US National Transportation Safety Board vice chairman Bella Dinh-Zarr has told reporters that an investigation into Thursday's train crash "will continue here on scene for seven to 10 days".
She said the train was operating in a "push-pull configuration", in which the locomotive can be driven at either end, and confirmed retrieval experts will remove the event recorder - which tracks speed, braking and other data - from the rear of the train on Thursday night.
Officials had earlier confirmed the train driver was injured and taken to hospital, but was later released.
They did not provide details of his injuries, but said he was cooperating with investigators.

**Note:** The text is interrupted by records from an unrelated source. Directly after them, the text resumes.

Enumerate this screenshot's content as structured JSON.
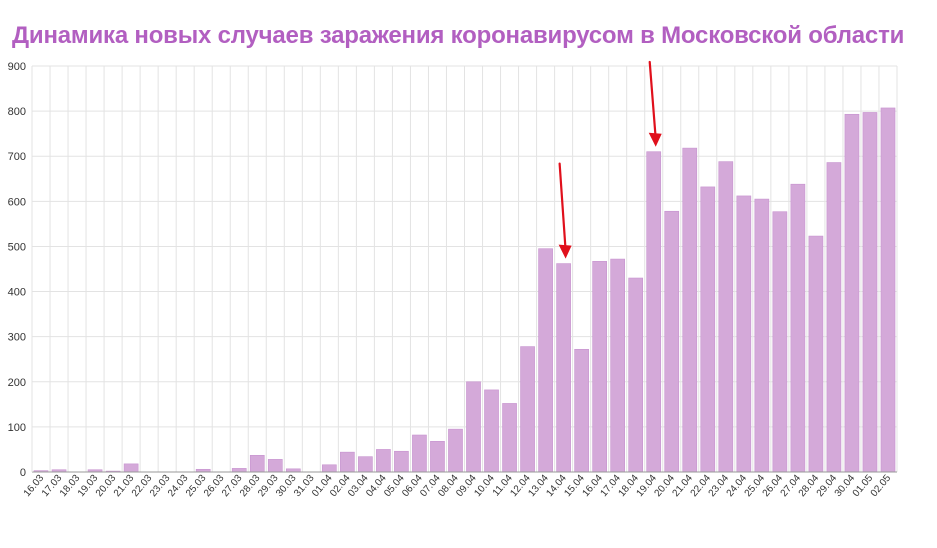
{
  "title": "Динамика новых случаев заражения коронавирусом в Московской области",
  "colors": {
    "title": "#b25fc1",
    "bar": "#d4a9d9",
    "bar_stroke": "#c793cf",
    "arrow": "#e0101c",
    "grid": "#e3e3e3",
    "axis": "#999999"
  },
  "chart_data": {
    "type": "bar",
    "title": "Динамика новых случаев заражения коронавирусом в Московской области",
    "xlabel": "",
    "ylabel": "",
    "ylim": [
      0,
      900
    ],
    "yticks": [
      0,
      100,
      200,
      300,
      400,
      500,
      600,
      700,
      800,
      900
    ],
    "grid": true,
    "categories": [
      "16.03",
      "17.03",
      "18.03",
      "19.03",
      "20.03",
      "21.03",
      "22.03",
      "23.03",
      "24.03",
      "25.03",
      "26.03",
      "27.03",
      "28.03",
      "29.03",
      "30.03",
      "31.03",
      "01.04",
      "02.04",
      "03.04",
      "04.04",
      "05.04",
      "06.04",
      "07.04",
      "08.04",
      "09.04",
      "10.04",
      "11.04",
      "12.04",
      "13.04",
      "14.04",
      "15.04",
      "16.04",
      "17.04",
      "18.04",
      "19.04",
      "20.04",
      "21.04",
      "22.04",
      "23.04",
      "24.04",
      "25.04",
      "26.04",
      "27.04",
      "28.04",
      "29.04",
      "30.04",
      "01.05",
      "02.05"
    ],
    "values": [
      3,
      5,
      0,
      5,
      2,
      18,
      0,
      0,
      0,
      6,
      0,
      8,
      37,
      28,
      7,
      0,
      16,
      44,
      34,
      50,
      46,
      82,
      68,
      95,
      200,
      182,
      152,
      278,
      495,
      462,
      272,
      467,
      472,
      430,
      710,
      578,
      718,
      632,
      688,
      612,
      605,
      577,
      638,
      523,
      686,
      793,
      797,
      807
    ],
    "annotations": [
      {
        "type": "arrow",
        "target_category": "14.04"
      },
      {
        "type": "arrow",
        "target_category": "19.04"
      }
    ]
  }
}
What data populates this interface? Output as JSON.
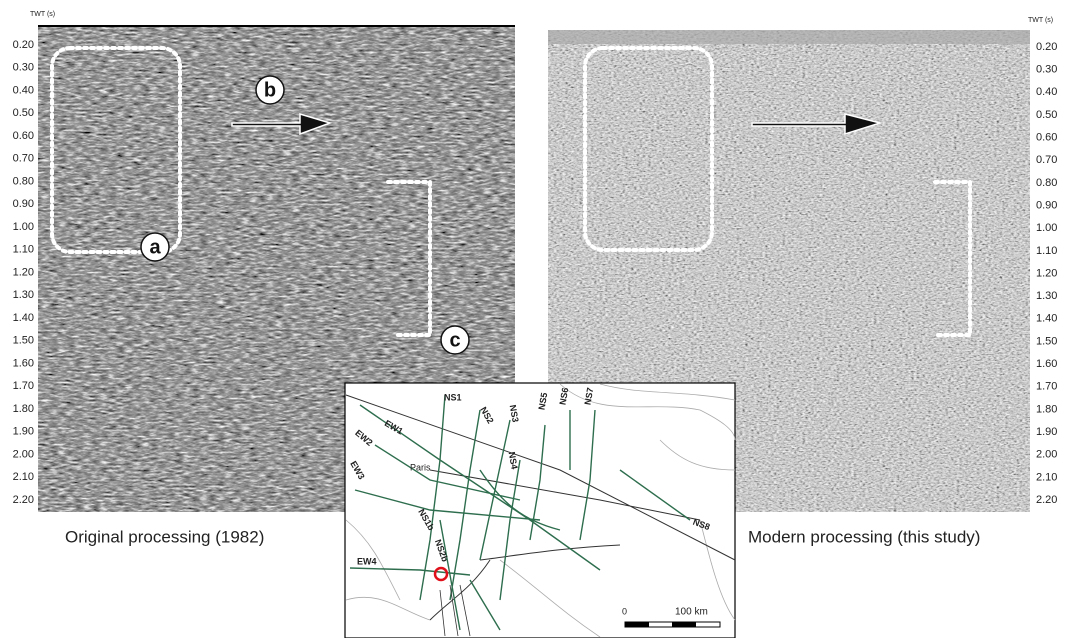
{
  "left_panel": {
    "axis_title": "TWT (s)",
    "ticks": [
      "0.20",
      "0.30",
      "0.40",
      "0.50",
      "0.60",
      "0.70",
      "0.80",
      "0.90",
      "1.00",
      "1.10",
      "1.20",
      "1.30",
      "1.40",
      "1.50",
      "1.60",
      "1.70",
      "1.80",
      "1.90",
      "2.00",
      "2.10",
      "2.20"
    ],
    "labels": {
      "a": "a",
      "b": "b",
      "c": "c"
    },
    "caption": "Original processing (1982)"
  },
  "right_panel": {
    "axis_title": "TWT (s)",
    "ticks": [
      "0.20",
      "0.30",
      "0.40",
      "0.50",
      "0.60",
      "0.70",
      "0.80",
      "0.90",
      "1.00",
      "1.10",
      "1.20",
      "1.30",
      "1.40",
      "1.50",
      "1.60",
      "1.70",
      "1.80",
      "1.90",
      "2.00",
      "2.10",
      "2.20"
    ],
    "caption": "Modern processing (this study)"
  },
  "map": {
    "lines": [
      "NS1",
      "NS2",
      "NS3",
      "NS4",
      "NS5",
      "NS6",
      "NS7",
      "NS8",
      "EW1",
      "EW2",
      "EW3",
      "EW4",
      "NS1b",
      "NS2b"
    ],
    "city": "Paris",
    "scale": {
      "start": "0",
      "end": "100 km"
    }
  }
}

The one person who died at Hoboken train station after a train carrying hundreds of passengers crashed into it, causing the ceiling to fall, has been named by authorities.
Fabiola Bittar de Kroon, 34, was standing on the platform when she was hit by debris caused by the crash.
Just over 100 people are believed to have been injured in the accident, which authorities are investigating.
Donald Trump has tweeted saying he gives his "deepest gratitude" to the first responders and emergency crew who dealt with the Hoboken train crash in New Jersey.
He also offered his condolences to those people involved in the accident.
Governor of New Jersey, Chris Christie, and governor of New York, Andrew Cuomo have discussed the train crash in Hoboken that left one woman dead and over a hundred injured.
They reiterated that so far there was just one fatality, and 108 people injured, with the injured in varying conditions from those who could walk in to hospitals, to those who had to be taken in by ambulance.
They said that the one fatality was due to debris from the station, and not from the impact of the crash, underlining the importance of assessing and repairing structural damage to the station.
Drawn on why the accident happened, Governor Christie rejected press speculation and said: "We don't know why it happened. The one thing we know is that the train came in at much too high a speed."
The two governors said that an investigation was underway to attempt to find out what happened. Governor Cuomo said: "If there's something to learn then we will be sure to learn it and incorporate that lesson."
While some services like the PATH train service could be resumed by rush hour, they said, they could not say when all services would be fully resumed, only saying that the station would be opened once it was safe.
Hillary Clinton, the presidential candidate for the Democrats, has tweeted about the accident saying the photos coming from the train crash are "horrifying".
She also offered her prayers with people who were injured or lost loved ones in the accident.
- Footage: James Leight
Several short videos taken by someone in Hoboken train station shows the impact of the train crash on the terminal structure and on passengers in the vicinity.
The ceiling of the terminal can clearly be seen collapsed onto the train and the platform ground in the footage.
The videos also show emergency services responding, and stunned victims being treated outside the station in the immediate aftermath of the accident.
An emergency phone call made from Hoboken station describes "major casualties" and "people trapped on the train", following the crash.
The caller also describes "heavy structural damage" and calls for support at the station.
A businessman has described how a commuter train going "way too fast" crashed into the station at Hoboken, New Jersey.
David Potter, 29, was in the station when the train "jumped the track", adding: "The ceiling looked like it was caved in with wires hanging, and people were running.
"An officer led us to the street where they began closing everything off. Ambulances [and] police officers were covering the scene and people were laying down outside hurt."
Mr Potter regularly uses the station for his work commute, said that he saw an "older gentleman" who was "bloody on his face" being sat down and talked to by ambulance personnel and an officer.
At least one person has died after a train crashed into a Hoboken station, New Jersey Governor Chris Christie has said.
Earlier reports said that three people had died, but that number has since been revised.
Three people are being treated for serious injuries following the Hoboken train crash.
A spokesperson for Jersey Medical Centre, where those injured in the crash have been taken, said those in a serious condition were being treated by trauma surgeons for orthopaedic and internal injuries, and "deep lacerations".
The spokesperson added that around 10 other patients were being treated in the emergency room, while 40 walk-in patients were being evaluated.
They continued that the situation in the hospital was "all hands-on-deck" and that they were not expecting any more patients.